Рудольф Пихоя: Почему номенклатура не стала защищать Советский Союз?

От редакции. «Русский журнал» публикует выдержку из выступления Рудольфа Пихои в рамках проекта «Открытая среда» Московской высшей школы социальных и экономических наук, 22 февраля 2012 г.

Рудольф Пихоя – доктор исторических наук, профессор, заведующий кафедрой истории российской государственности Российской академии народного хозяйства и государственной службы.

С октября 1990 г. занимал должность начальника Главного архивного управления при Совете Министров РСФСР; с ноября 1990 г. - председатель Комитета по делам архивов при Совете Министров РСФСР; с декабря 1991 г. - председатель Комитета по делам архивов при Правительстве РСФСР - Главный государственный архивист РСФСР; февраль 1993 г. - январь 1996 г. - руководитель Государственной архивной службы России - Главный государственный архивист России.

* * *

Мне вспоминается один очень важный эпизод, который связан с нашей сегодняшней темой. 19 августа 1991 года начался путч. 21 августа он в основном закончился. В эти дня я с автоматом в руках сидел в Белом доме, а 22 числа собрался послушать, что скажет стране Горбачев. Но вместо этого мне пришла команда от президента: поступила информация о том, что в здании на Старой площади уничтожаются архивы, надо срочно ехать на Старую площадь и разбираться. Это был один из тех приказов, которые не обсуждаются.

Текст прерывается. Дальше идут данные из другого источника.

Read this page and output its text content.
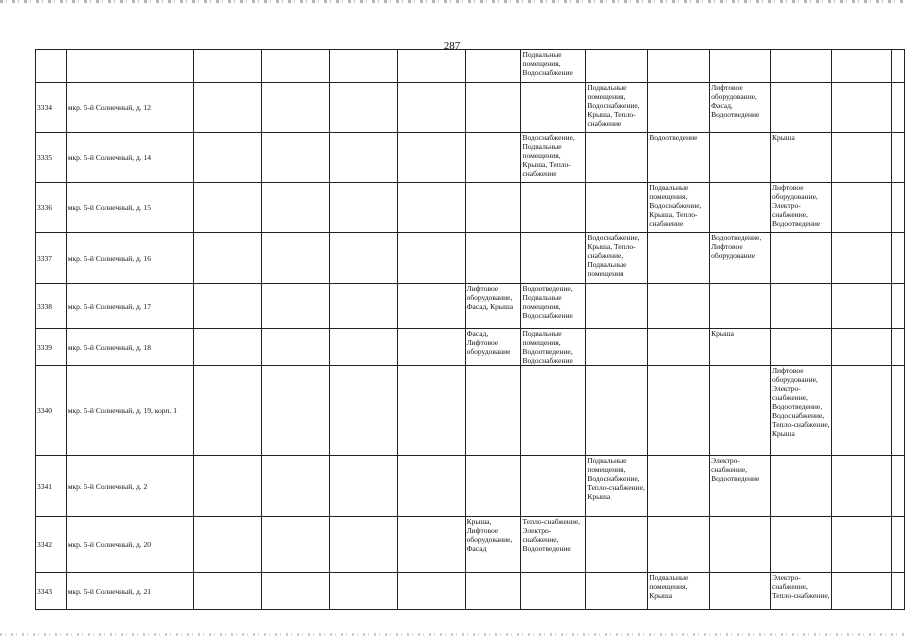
287
							Подвальные помещения, Водоснабжение						
3334	мкр. 5-й Солнечный, д. 12							Подвальные помещения, Водоснабжение, Крыша, Тепло-снабжение		Лифтовое оборудование, Фасад, Водоотведение			
3335	мкр. 5-й Солнечный, д. 14						Водоснабжение, Подвальные помещения, Крыша, Тепло-снабжение		Водоотведение		Крыша		
3336	мкр. 5-й Солнечный, д. 15								Подвальные помещения, Водоснабжение, Крыша, Тепло-снабжение		Лифтовое оборудование, Электро-снабжение, Водоотведение		
3337	мкр. 5-й Солнечный, д. 16							Водоснабжение, Крыша, Тепло-снабжение, Подвальные помещения		Водоотведение, Лифтовое оборудование			
3338	мкр. 5-й Солнечный, д. 17					Лифтовое оборудование, Фасад, Крыша	Водоотведение, Подвальные помещения, Водоснабжение						
3339	мкр. 5-й Солнечный, д. 18					Фасад, Лифтовое оборудование	Подвальные помещения, Водоотведение, Водоснабжение			Крыша			
3340	мкр. 5-й Солнечный, д. 19, корп. 1										Лифтовое оборудование, Электро-снабжение, Водоотведение, Водоснабжение, Тепло-снабжение, Крыша		
3341	мкр. 5-й Солнечный, д. 2							Подвальные помещения, Водоснабжение, Тепло-снабжение, Крыша		Электро-снабжение, Водоотведение			
3342	мкр. 5-й Солнечный, д. 20					Крыша, Лифтовое оборудование, Фасад	Тепло-снабжение, Электро-снабжение, Водоотведение						
3343	мкр. 5-й Солнечный, д. 21								Подвальные помещения, Крыша		Электро-снабжение, Тепло-снабжение,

Дом на Старой площади обычно был неприступной крепостью: по тротуару ходили сотрудники Комитета государственной безопасности, за ними стояли милиционеры. Тем не менее, когда мы подошли, выяснилось, что вся охрана сбежала полностью. Оказавшись почти в пустом здании, мы договорились с милицией, чтобы она поставила по периметру какое-то окружение.

Так я нечаянно оказался в здании на Старой площади, и даже – на пятом этаже, где сидит генеральный секретарь ЦК КПСС, куда вообще никого никогда не пускали. Все коридоры были завалены толстым слоем бумаги, в углах стояли сломанные бумагорезки, стояли огромные армейские мешки, забитые бумами. В здании ЦК сразу нашлось большое количество документов, рассказывающих о его деятельности. Очень много документов касалось хозяйственной деятельности: приватизации партийной собственности, того, как партийные деньги перекачивались в коммерческие банки, на счета либерально-демократической партии, которой командовал Владимир Жириновский.

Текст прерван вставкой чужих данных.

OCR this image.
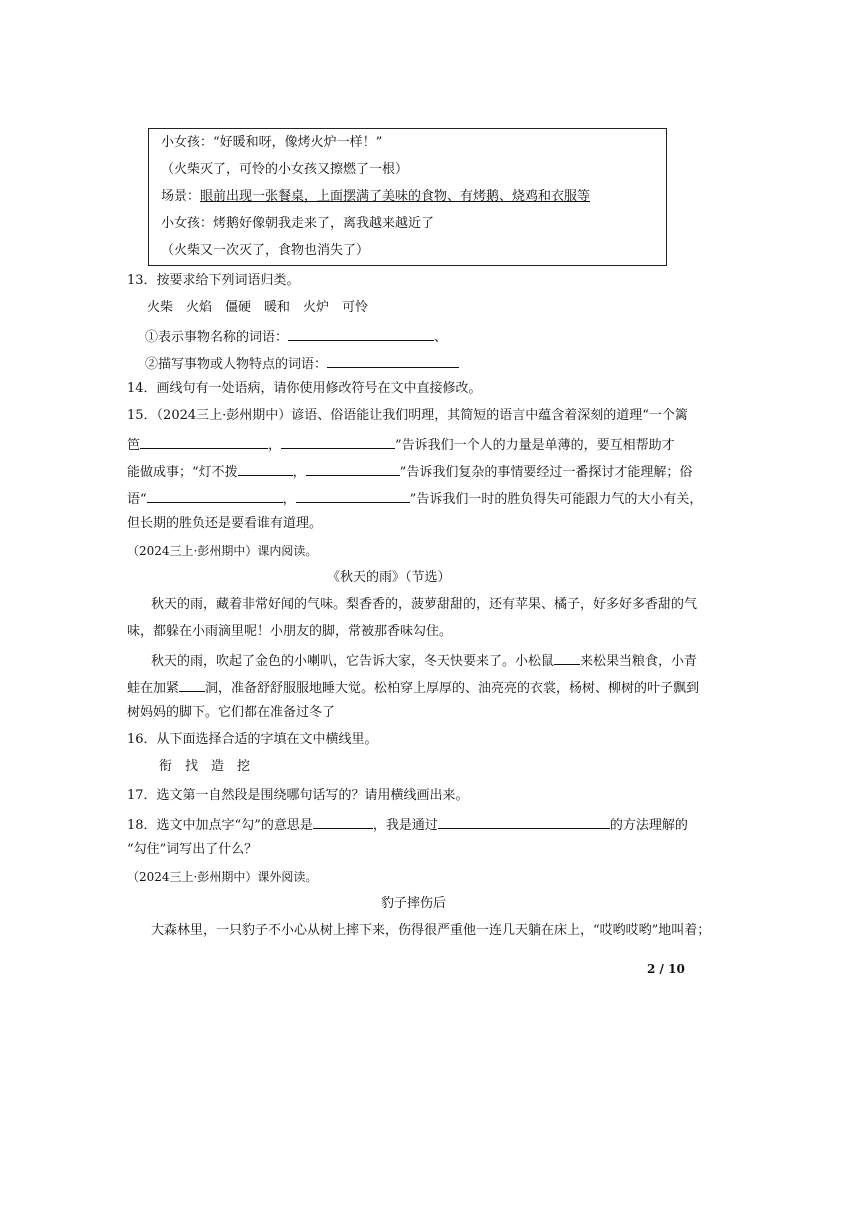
小女孩：“好暖和呀，像烤火炉一样！”
（火柴灭了，可怜的小女孩又擦燃了一根）
场景：眼前出现一张餐桌，上面摆满了美味的食物、有烤鹅、烧鸡和衣服等
小女孩：烤鹅好像朝我走来了，离我越来越近了
（火柴又一次灭了，食物也消失了）
13．按要求给下列词语归类。
火柴　火焰　僵硬　暖和　火炉　可怜
①表示事物名称的词语：	、
②描写事物或人物特点的词语：
14．画线句有一处语病，请你使用修改符号在文中直接修改。
15．（2024三上·彭州期中）谚语、俗语能让我们明理，其简短的语言中蕴含着深刻的道理“一个篱
笆	，	”告诉我们一个人的力量是单薄的，要互相帮助才
能做成事；“灯不拨	，	”告诉我们复杂的事情要经过一番探讨才能理解；俗
语“	，	”告诉我们一时的胜负得失可能跟力气的大小有关，
但长期的胜负还是要看谁有道理。
（2024三上·彭州期中）课内阅读。
《秋天的雨》（节选）
秋天的雨，藏着非常好闻的气味。梨香香的，菠萝甜甜的，还有苹果、橘子，好多好多香甜的气
味，都躲在小雨滴里呢！小朋友的脚，常被那香味勾住。
秋天的雨，吹起了金色的小喇叭，它告诉大家，冬天快要来了。小松鼠 来松果当粮食，小青
蛙在加紧 洞，准备舒舒服服地睡大觉。松柏穿上厚厚的、油亮亮的衣裳，杨树、柳树的叶子飘到
树妈妈的脚下。它们都在准备过冬了
16．从下面选择合适的字填在文中横线里。
衔　找　造　挖
17．选文第一自然段是围绕哪句话写的？请用横线画出来。
18．选文中加点字“勾”的意思是	，我是通过	的方法理解的
“勾住”词写出了什么？
（2024三上·彭州期中）课外阅读。
豹子摔伤后
大森林里，一只豹子不小心从树上摔下来，伤得很严重他一连几天躺在床上，“哎哟哎哟”地叫着；
2 / 10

Так на моих глазах рухнул символ Советского Союза – Центральный Комитет КПСС. Все растворилось, как будто не было. В 1917 году самодержавие было свергнуто за неделю. У нас власть развалилась за полтора дня.

Почему это произошло? Почему номенклатура перестала защищать государство?

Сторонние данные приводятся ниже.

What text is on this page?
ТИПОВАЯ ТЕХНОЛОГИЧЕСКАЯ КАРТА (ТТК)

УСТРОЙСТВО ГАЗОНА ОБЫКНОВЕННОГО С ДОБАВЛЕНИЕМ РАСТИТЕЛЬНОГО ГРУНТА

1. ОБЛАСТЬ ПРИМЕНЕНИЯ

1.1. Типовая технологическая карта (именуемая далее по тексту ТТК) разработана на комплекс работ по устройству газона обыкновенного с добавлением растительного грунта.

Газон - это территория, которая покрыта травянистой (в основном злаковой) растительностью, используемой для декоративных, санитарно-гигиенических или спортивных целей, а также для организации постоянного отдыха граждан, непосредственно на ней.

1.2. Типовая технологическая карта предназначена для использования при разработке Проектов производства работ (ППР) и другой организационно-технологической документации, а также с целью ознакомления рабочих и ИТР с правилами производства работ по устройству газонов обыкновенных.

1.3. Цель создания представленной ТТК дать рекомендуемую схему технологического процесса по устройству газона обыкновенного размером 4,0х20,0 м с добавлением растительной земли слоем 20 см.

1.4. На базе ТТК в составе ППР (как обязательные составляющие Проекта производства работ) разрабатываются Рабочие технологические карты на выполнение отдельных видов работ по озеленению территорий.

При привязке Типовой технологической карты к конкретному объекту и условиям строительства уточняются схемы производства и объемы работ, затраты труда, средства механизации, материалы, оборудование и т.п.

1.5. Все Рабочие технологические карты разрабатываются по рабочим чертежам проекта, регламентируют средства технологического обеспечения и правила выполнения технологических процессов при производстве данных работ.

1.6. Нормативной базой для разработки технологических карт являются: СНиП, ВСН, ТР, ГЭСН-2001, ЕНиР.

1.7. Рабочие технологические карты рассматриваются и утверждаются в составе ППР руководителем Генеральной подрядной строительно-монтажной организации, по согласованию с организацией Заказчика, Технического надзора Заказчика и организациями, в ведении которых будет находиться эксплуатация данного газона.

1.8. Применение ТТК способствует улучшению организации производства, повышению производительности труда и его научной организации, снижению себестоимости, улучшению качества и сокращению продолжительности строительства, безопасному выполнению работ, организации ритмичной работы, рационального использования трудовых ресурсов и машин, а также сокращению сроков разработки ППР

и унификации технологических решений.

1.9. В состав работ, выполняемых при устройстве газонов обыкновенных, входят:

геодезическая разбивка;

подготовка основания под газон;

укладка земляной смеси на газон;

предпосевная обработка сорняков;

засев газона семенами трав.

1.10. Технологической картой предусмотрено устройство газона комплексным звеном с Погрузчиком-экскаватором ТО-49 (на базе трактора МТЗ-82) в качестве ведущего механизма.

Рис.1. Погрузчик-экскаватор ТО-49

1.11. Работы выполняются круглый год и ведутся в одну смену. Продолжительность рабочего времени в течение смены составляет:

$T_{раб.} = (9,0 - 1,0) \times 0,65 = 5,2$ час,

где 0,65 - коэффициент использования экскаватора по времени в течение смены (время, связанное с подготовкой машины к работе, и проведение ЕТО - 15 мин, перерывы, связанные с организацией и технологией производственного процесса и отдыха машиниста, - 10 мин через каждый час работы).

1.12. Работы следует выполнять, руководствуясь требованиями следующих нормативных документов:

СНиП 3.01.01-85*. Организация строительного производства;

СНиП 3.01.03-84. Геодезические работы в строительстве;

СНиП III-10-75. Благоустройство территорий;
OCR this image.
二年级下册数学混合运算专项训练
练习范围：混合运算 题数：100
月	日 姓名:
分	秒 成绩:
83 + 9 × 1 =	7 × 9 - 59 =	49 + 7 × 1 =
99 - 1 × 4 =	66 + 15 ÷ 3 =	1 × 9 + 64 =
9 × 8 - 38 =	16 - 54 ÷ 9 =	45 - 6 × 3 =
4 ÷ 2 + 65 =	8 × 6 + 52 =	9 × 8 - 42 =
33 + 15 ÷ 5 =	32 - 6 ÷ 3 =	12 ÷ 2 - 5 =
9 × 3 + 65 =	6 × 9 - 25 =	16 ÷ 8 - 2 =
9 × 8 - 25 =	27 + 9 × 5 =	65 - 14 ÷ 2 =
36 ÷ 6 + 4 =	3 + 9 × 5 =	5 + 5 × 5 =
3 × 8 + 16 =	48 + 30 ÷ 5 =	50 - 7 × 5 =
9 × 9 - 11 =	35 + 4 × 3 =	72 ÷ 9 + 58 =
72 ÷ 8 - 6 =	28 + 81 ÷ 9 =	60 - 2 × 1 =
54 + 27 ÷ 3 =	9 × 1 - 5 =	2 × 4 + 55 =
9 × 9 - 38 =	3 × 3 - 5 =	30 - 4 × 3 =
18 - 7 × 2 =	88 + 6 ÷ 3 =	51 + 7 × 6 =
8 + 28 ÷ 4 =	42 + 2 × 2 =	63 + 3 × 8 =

К конце 1980-х у власти в СССР находилась уже третья волна номенклатуры, пришедшая после отставки Хрущева в 1964 году. В большинстве своем ее представители были выходцами из крестьянских семей, но крестьянство их во многом было анкетное, а не реальное. Большая часть их детства связана с промышленными предприятиями. Как правило, это технари по первому образованию, но у них было и второе образование – политическое. Это могла быть Академия общественных наук, Высшая партийная школа или Академия народного хозяйства. Ученая степень была не редкостью. Это были люди, которые получали свои должности в результате реальной конкуренции. Глупых секретарей обкомов не водилось. Они выиграли жестокую аппаратно-подковерную борьбу. За ними стоял реальный управленческий опыт. Была особая категория комсомольских деятелей, которая сделала карьеру на комсомоле, но большая часть имела реальный опыт руководства на производстве.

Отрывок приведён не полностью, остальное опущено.